All you girls from Mary Washington and R.M.W.C,Never let a Virginia man an inch above your knee,He'll take you to his fraternity house and fill you full of beer,And soon you'll be the mother of a bastard Cavalier!

Campus rape culture is certainly not unique to UVA. In January, 94 colleges were under Title IX investigations for mishandling sexual assault, including stereotypically liberal institutions like Brown and Sarah Lawrence that may not spark as much suspicion as UVA.

One in five women has been the victim of attempted or completed sexual assault during college — a statistic that dwarfs the significance of one potentially false report.

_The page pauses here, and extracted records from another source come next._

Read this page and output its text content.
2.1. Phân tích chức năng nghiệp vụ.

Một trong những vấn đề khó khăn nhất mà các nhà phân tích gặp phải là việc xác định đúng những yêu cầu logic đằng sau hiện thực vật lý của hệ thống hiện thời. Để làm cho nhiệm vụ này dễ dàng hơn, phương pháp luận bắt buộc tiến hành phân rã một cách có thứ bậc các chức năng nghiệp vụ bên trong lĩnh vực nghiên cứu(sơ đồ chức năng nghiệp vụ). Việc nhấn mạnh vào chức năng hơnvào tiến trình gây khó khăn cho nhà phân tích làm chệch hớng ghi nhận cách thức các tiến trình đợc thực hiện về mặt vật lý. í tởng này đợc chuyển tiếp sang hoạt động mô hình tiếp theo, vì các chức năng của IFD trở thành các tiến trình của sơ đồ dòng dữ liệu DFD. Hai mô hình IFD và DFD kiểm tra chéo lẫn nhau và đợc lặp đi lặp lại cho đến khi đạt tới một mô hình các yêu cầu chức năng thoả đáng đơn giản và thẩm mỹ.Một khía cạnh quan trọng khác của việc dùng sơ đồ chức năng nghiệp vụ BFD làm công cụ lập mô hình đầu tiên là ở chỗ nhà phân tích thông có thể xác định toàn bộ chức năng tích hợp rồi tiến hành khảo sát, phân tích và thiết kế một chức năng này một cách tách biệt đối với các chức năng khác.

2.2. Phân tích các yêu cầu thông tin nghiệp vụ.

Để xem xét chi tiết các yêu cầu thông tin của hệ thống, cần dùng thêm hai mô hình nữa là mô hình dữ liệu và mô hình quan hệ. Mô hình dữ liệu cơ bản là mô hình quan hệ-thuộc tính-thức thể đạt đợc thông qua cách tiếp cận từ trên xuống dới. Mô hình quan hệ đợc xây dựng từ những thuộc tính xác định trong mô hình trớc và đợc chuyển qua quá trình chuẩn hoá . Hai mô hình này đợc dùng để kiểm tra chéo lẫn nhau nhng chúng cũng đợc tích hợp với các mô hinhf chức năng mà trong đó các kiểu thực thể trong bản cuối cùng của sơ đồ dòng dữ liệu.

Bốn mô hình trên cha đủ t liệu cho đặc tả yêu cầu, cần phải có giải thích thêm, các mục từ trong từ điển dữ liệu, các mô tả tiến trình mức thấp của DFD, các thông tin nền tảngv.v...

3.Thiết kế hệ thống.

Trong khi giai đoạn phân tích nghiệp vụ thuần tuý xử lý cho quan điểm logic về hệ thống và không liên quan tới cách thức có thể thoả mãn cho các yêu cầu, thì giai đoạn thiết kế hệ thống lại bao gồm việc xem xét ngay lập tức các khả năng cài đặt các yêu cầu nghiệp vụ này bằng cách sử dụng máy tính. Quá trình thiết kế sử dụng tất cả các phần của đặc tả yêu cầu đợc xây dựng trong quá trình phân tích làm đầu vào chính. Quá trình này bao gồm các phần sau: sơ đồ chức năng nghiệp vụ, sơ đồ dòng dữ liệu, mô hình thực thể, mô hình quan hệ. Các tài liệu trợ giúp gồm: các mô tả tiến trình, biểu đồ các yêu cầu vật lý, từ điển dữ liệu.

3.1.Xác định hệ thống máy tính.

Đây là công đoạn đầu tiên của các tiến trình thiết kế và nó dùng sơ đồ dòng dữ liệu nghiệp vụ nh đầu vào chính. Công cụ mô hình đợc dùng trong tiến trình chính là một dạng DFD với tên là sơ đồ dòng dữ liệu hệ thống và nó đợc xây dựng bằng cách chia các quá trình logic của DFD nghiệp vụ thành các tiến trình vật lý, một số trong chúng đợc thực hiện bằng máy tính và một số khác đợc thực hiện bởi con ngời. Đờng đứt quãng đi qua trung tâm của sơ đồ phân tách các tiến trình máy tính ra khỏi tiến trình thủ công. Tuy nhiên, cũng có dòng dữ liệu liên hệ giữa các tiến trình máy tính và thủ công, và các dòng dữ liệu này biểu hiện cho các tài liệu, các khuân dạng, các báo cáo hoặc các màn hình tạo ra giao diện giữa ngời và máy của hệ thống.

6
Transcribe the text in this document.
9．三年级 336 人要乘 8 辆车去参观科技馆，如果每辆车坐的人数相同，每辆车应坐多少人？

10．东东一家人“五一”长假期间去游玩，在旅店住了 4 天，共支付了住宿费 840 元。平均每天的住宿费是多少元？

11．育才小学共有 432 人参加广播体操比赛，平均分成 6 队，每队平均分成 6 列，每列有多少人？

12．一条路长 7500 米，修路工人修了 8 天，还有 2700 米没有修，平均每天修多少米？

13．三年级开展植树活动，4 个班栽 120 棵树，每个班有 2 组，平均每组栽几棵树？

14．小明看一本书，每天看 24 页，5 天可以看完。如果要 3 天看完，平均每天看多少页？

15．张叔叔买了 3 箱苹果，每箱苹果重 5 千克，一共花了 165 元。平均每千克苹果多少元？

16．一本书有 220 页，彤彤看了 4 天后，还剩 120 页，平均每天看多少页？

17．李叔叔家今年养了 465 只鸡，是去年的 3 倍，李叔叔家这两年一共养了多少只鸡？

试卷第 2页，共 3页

Jackie’s alleged rape was just one example of a pervasive problem that existed long before Rolling Stone published her story and continues to exist afterward. If the entire scandal had never happened, campus rape culture would still be an issue, and we’d still need to talk about it. Sexual assaults happen on campuses all the time regardless of whether Jackie’s was one of them. And even if the details of Jackie's story as told to Sabrina Rubin Erdely aren't accurate, it doesn't mean she wasn't raped, as the Charlottesville police noted at the end of March.

Look at it this way: The fact that people have pretended to have cancer doesn’t mean we should halt all efforts to improve treatment. Let’s not stop addressing a larger issue just because one individual case may or may not be part of it.